The company lost $4.7 billion on EVs in 2023, a greater loss than the $4.5 billion the company expected it would lose in 2023 at mid-year, according to a summary of the company’s annual earnings. The company pointed to “an extremely competitive pricing environment” as a key reason for the losses.

Ford sold 72,608 EVs in 2023, meaning that the company lost nearly $65,000 on each EV that it sold. The company is expecting to lose between $5 billion and $5.5 billion on its EV products in 2024, according to the earnings document. (RELATED: Morgan Stanley Throws Cold Water On Biden’s Lofty EV Targets)

“The customer insights we’re getting by being an early mover in electric pickups, SUVs and commercial vehicles are invaluable – especially as we’re developing next generation EVs that are going to surprise customers and be profitable within a year of launch,” John Lawler, Ford’s CFO, said of the company’s 2023 results and its outlook for the future. “EVs are here to stay, customer adoption is growing,” added Lawler, who also commended the “long-term upside” of the products.

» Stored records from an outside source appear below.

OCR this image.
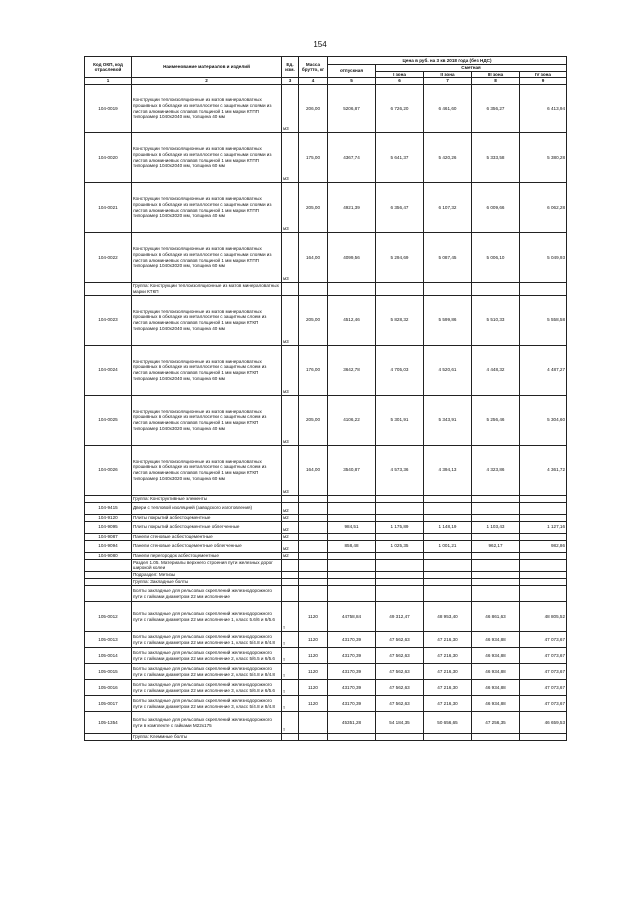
154
Код ОКП, код отраслевой	Наименование материалов и изделий	Ед. изм.	Масса брутто, кг	Цена в руб. на 3 кв 2018 года (без НДС)				
				отпускная	Сметная			
					I зона	II зона	III зона	IV зона
1	2	3	4	5	6	7	8	9
104-0019	Конструкции теплоизоляционные из матов минераловатных прошивных в обкладке из металлосетки с защитными слоями из листов алюминиевых сплавов толщиной 1 мм марки КТПП типоразмер 1040х2040 мм, толщина 40 мм	м3	206,00	5206,87	6 726,20	6 461,60	6 356,27	6 413,94
104-0020	Конструкции теплоизоляционные из матов минераловатных прошивных в обкладке из металлосетки с защитными слоями из листов алюминиевых сплавов толщиной 1 мм марки КТПП типоразмер 1040х2040 мм, толщина 60 мм	м3	175,00	4367,74	5 641,37	5 420,26	5 333,58	5 380,28
104-0021	Конструкции теплоизоляционные из матов минераловатных прошивных в обкладке из металлосетки с защитными слоями из листов алюминиевых сплавов толщиной 1 мм марки КТПП типоразмер 1040х3020 мм, толщина 40 мм	м3	205,00	4921,39	6 356,47	6 107,32	6 009,66	6 062,28
104-0022	Конструкции теплоизоляционные из матов минераловатных прошивных в обкладке из металлосетки с защитными слоями из листов алюминиевых сплавов толщиной 1 мм марки КТПП типоразмер 1040х3020 мм, толщина 60 мм	м3	164,00	4099,56	5 294,69	5 087,45	5 006,10	5 049,93
	Группа: Конструкции теплоизоляционные из матов минераловатных марки КТКП							
104-0023	Конструкции теплоизоляционные из матов минераловатных прошивных в обкладке из металлосетки с защитным слоем из листов алюминиевых сплавов толщиной 1 мм марки КТКП типоразмер 1040х2040 мм, толщина 40 мм	м3	205,00	4512,46	5 828,32	5 599,86	5 510,33	5 558,58
104-0024	Конструкции теплоизоляционные из матов минераловатных прошивных в обкладке из металлосетки с защитным слоем из листов алюминиевых сплавов толщиной 1 мм марки КТКП типоразмер 1040х2040 мм, толщина 60 мм	м3	176,00	3642,78	4 705,03	4 520,61	4 448,32	4 487,27
104-0025	Конструкции теплоизоляционные из матов минераловатных прошивных в обкладке из металлосетки с защитным слоем из листов алюминиевых сплавов толщиной 1 мм марки КТКП типоразмер 1040х3020 мм, толщина 40 мм	м3	205,00	4106,22	5 301,91	5 343,91	5 256,46	5 304,60
104-0026	Конструкции теплоизоляционные из матов минераловатных прошивных в обкладке из металлосетки с защитным слоем из листов алюминиевых сплавов толщиной 1 мм марки КТКП типоразмер 1040х3020 мм, толщина 60 мм	м3	164,00	3540,87	4 573,36	4 394,13	4 323,86	4 361,72
	Группа: Конструктивные элементы							
104-9415	Двери с тепловой изоляцией (заводского изготовления)	м2						
104-9120	Плиты покрытий асбестоцементные	м2						
104-9095	Плиты покрытий асбестоцементные облегченные	м2		984,51	1 175,89	1 148,19	1 103,43	1 127,16
104-9087	Панели стеновые асбестоцементные	м2						
104-9094	Панели стеновые асбестоцементные облегченные	м2		858,48	1 025,35	1 001,21	962,17	982,86
104-9080	Панели перегородок асбестоцементные	м2						
	Раздел 1.05. Материалы верхнего строения пути железных дорог широкой колеи							
	Подраздел: Метизы							
	Группа: Закладные болты							
	Болты закладные для рельсовых скреплений железнодорожного пути с гайками диаметром 22 мм исполнение							
105-0012	Болты закладные для рельсовых скреплений железнодорожного пути с гайками диаметром 22 мм исполнение 1, класс 5.6/6 и 6/5.6	т	1120	44758,84	49 312,47	48 953,40	46 861,63	48 805,52
105-0013	Болты закладные для рельсовых скреплений железнодорожного пути с гайками диаметром 22 мм исполнение 1, класс 5/4.8 и 8/4.8	т	1120	43170,39	47 562,63	47 216,30	46 934,88	47 073,67
105-0014	Болты закладные для рельсовых скреплений железнодорожного пути с гайками диаметром 22 мм исполнение 2, класс 5/6.5 и 6/5.6	т	1120	43170,39	47 562,63	47 216,30	46 934,88	47 073,67
105-0015	Болты закладные для рельсовых скреплений железнодорожного пути с гайками диаметром 22 мм исполнение 2, класс 5/4.8 и 8/4.8	т	1120	43170,39	47 562,63	47 216,30	46 934,88	47 073,67
105-0016	Болты закладные для рельсовых скреплений железнодорожного пути с гайками диаметром 22 мм исполнение 3, класс 5/6.8 и 6/5.6	т	1120	43170,39	47 562,63	47 216,30	46 934,88	47 073,67
105-0017	Болты закладные для рельсовых скреплений железнодорожного пути с гайками диаметром 22 мм исполнение 3, класс 5/4.8 и 8/4.8	т	1120	43170,39	47 562,63	47 216,30	46 934,88	47 073,67
105-1354	Болты закладные для рельсовых скреплений железнодорожного пути в комплекте с гайками М22х175	т		45351,28	54 184,35	50 656,65	47 256,35	46 659,53
	Группа: Клеммные болты							
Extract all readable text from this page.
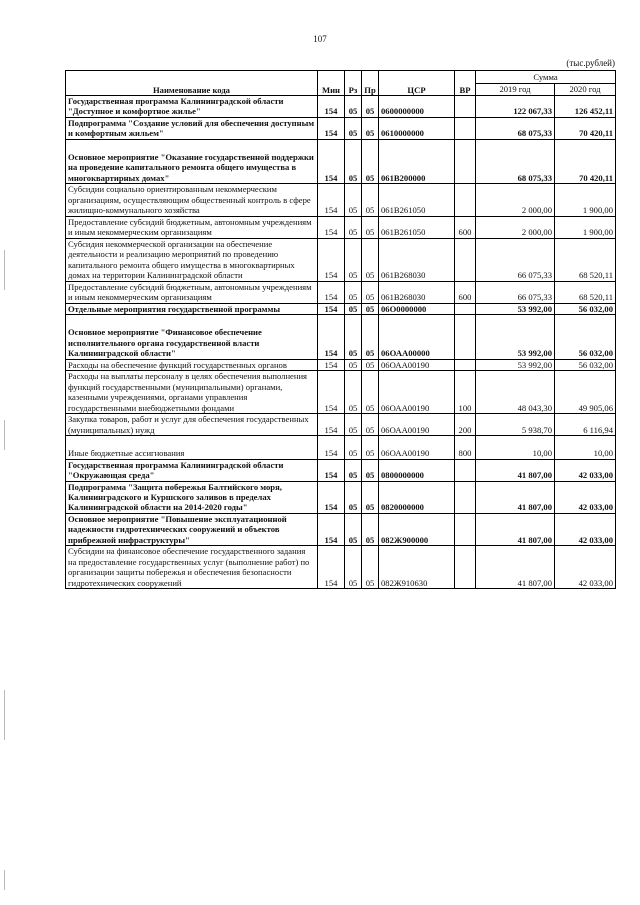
107
(тыс.рублей)
Наименование кода	Мин	Рз	Пр	ЦСР	ВР	Сумма	
						2019 год	2020 год
Государственная программа Калининградской области "Доступное и комфортное жилье"	154	05	05	0600000000		122 067,33	126 452,11
Подпрограмма "Создание условий для обеспечения доступным и комфортным жильем"	154	05	05	0610000000		68 075,33	70 420,11
Основное мероприятие "Оказание государственной поддержки на проведение капитального ремонта общего имущества в многоквартирных домах"	154	05	05	061В200000		68 075,33	70 420,11
Субсидии социально ориентированным некоммерческим организациям, осуществляющим общественный контроль в сфере жилищно-коммунального хозяйства	154	05	05	061В261050		2 000,00	1 900,00
Предоставление субсидий бюджетным, автономным учреждениям и иным некоммерческим организациям	154	05	05	061В261050	600	2 000,00	1 900,00
Субсидия некоммерческой организации на обеспечение деятельности и реализацию мероприятий по проведению капитального ремонта общего имущества в многоквартирных домах на территории Калининградской области	154	05	05	061В268030		66 075,33	68 520,11
Предоставление субсидий бюджетным, автономным учреждениям и иным некоммерческим организациям	154	05	05	061В268030	600	66 075,33	68 520,11
Отдельные мероприятия государственной программы	154	05	05	06О0000000		53 992,00	56 032,00
Основное мероприятие "Финансовое обеспечение исполнительного органа государственной власти Калининградской области"	154	05	05	06ОАА00000		53 992,00	56 032,00
Расходы на обеспечение функций государственных органов	154	05	05	06ОАА00190		53 992,00	56 032,00
Расходы на выплаты персоналу в целях обеспечения выполнения функций государственными (муниципальными) органами, казенными учреждениями, органами управления государственными внебюджетными фондами	154	05	05	06ОАА00190	100	48 043,30	49 905,06
Закупка товаров, работ и услуг для обеспечения государственных (муниципальных) нужд	154	05	05	06ОАА00190	200	5 938,70	6 116,94
Иные бюджетные ассигнования	154	05	05	06ОАА00190	800	10,00	10,00
Государственная программа Калининградской области "Окружающая среда"	154	05	05	0800000000		41 807,00	42 033,00
Подпрограмма "Защита побережья Балтийского моря, Калининградского и Куршского заливов в пределах Калининградской области на 2014-2020 годы"	154	05	05	0820000000		41 807,00	42 033,00
Основное мероприятие "Повышение эксплуатационной надежности гидротехнических сооружений и объектов прибрежной инфраструктуры"	154	05	05	082Ж900000		41 807,00	42 033,00
Субсидии на финансовое обеспечение государственного задания на предоставление государственных услуг (выполнение работ) по организации защиты побережья и обеспечения безопасности гидротехнических сооружений	154	05	05	082Ж910630		41 807,00	42 033,00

In January, the company announced that it is cutting production of its F-150 Lightning EV pickup truck amid slower-than-anticipated growth in EV demand. President Joe Biden took a F-150 Lightning for a test drive during a visit to Michigan in May 2021 to promote his administration’s EV agenda, which aims to have EVs constitute 50% of all new car sales by 2030.

General Motors(GM), one of Ford’s main competitors, lost about $1.7 billion on its EV product lines in the fourth quarter of 2023 alone. The company announced in October 2023 that it has dropped a goal to produce 400,000 EVs by the middle of 2024, citing profitability and demand concerns.

The Biden administration is using large government subsidies and aggressive market regulation to push EVs on Americans. Despite these efforts, the industry as a whole finds itself in a tenuous position to start 2024: Ford and several of its competitors are losing vast sums of money on their EV product lines while executives are backing away from short-term production targets.

“We said yesterday that we will launch our second-generation EVs when they can be profitable and deliver the kind of returns we want, and we will build a stand-alone profitable EV business,” a Ford spokesperson told the Daily Caller News Foundation.  “Meantime, we’re improving the contribution margin of our first-generation EVs.”